Nanopower Coulomb counter
Typical power consumption for a mote reporting once per second is less than 5µA for the measurement circuit and can be 40µA for the wireless radio. In practice, power consumption depends on various factors, such as how often the signal chain takes a reading, and how the nodes are configured in the network.
The example circuit is powered from two alkaline primary battery cells. The battery input voltage is regulated by the LTC3335 nanopower buck-boost converter with integrated Coulomb counter. It can provide a regulated 3.3V output from an input supply between 1.8V and 5.5V. Load current in duty-cycled wireless applications can vary from 1µA to 20mA, depending on whether the radio is in active or sleep mode. The LTC3335 has a quiescent current of just 680nA at no load, which keeps the entire circuit very low power when the radio and signal chain are in sleep mode. Still, the LTC3335 can output as much as 50mA, which provides enough power during radio transmit/receive and for a variety of signal chain circuits.

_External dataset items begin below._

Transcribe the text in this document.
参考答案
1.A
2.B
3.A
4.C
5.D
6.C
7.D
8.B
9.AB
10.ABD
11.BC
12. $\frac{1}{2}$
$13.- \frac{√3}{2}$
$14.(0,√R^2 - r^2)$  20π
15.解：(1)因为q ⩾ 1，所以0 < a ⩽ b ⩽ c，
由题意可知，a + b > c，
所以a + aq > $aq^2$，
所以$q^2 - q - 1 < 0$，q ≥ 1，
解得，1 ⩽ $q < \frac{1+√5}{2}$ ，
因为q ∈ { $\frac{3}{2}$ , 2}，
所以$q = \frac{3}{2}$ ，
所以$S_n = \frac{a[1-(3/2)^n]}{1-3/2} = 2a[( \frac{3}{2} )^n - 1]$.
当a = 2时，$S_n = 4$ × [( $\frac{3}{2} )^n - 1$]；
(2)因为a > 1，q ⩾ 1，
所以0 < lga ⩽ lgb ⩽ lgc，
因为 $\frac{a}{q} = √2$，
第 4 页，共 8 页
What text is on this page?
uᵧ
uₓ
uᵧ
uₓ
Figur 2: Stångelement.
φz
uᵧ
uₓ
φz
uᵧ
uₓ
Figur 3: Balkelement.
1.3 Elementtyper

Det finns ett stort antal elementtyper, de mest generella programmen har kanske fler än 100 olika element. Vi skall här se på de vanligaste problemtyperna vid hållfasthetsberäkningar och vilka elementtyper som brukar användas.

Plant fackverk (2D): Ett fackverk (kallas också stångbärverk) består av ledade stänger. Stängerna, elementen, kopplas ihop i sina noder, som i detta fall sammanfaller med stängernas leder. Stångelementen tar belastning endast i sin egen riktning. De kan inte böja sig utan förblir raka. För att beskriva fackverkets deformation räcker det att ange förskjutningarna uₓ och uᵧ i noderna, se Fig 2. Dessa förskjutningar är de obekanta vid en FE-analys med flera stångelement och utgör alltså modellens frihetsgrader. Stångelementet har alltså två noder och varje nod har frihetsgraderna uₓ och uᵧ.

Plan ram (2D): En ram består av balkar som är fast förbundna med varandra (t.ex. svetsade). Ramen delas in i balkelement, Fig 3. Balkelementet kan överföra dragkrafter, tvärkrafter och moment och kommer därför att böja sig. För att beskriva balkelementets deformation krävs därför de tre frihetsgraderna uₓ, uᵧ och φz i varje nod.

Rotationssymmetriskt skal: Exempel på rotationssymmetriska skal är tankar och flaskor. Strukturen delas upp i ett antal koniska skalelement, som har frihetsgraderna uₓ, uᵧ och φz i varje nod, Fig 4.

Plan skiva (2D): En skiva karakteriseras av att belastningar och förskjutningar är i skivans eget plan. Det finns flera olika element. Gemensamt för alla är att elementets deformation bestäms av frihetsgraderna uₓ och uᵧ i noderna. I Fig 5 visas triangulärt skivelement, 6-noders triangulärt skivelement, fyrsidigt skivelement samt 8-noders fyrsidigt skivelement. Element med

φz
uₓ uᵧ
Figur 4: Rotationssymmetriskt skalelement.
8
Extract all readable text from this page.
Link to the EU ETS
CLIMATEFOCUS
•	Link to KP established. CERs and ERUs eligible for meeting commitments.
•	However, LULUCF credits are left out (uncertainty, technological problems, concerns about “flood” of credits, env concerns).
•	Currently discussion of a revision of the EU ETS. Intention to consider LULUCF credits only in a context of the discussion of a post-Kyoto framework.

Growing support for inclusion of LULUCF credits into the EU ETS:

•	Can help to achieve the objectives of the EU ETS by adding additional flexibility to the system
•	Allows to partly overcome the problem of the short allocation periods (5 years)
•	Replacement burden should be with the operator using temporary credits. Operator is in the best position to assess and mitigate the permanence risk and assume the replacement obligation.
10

In high-reliability wireless sensor deployments it is not acceptable for batteries to ever run out. At the same time, replacing batteries too often incurs unwanted cost and downtime. The upshot: Accurate battery drain circuitry is needed. The LTC3335 has a built-in Coulomb counter. Whenever the regulator switches, it keeps track of the total charge that it draws from the battery. This information can be read out using an I2C interface, and can then be used as a predictor of the timing for battery replacement.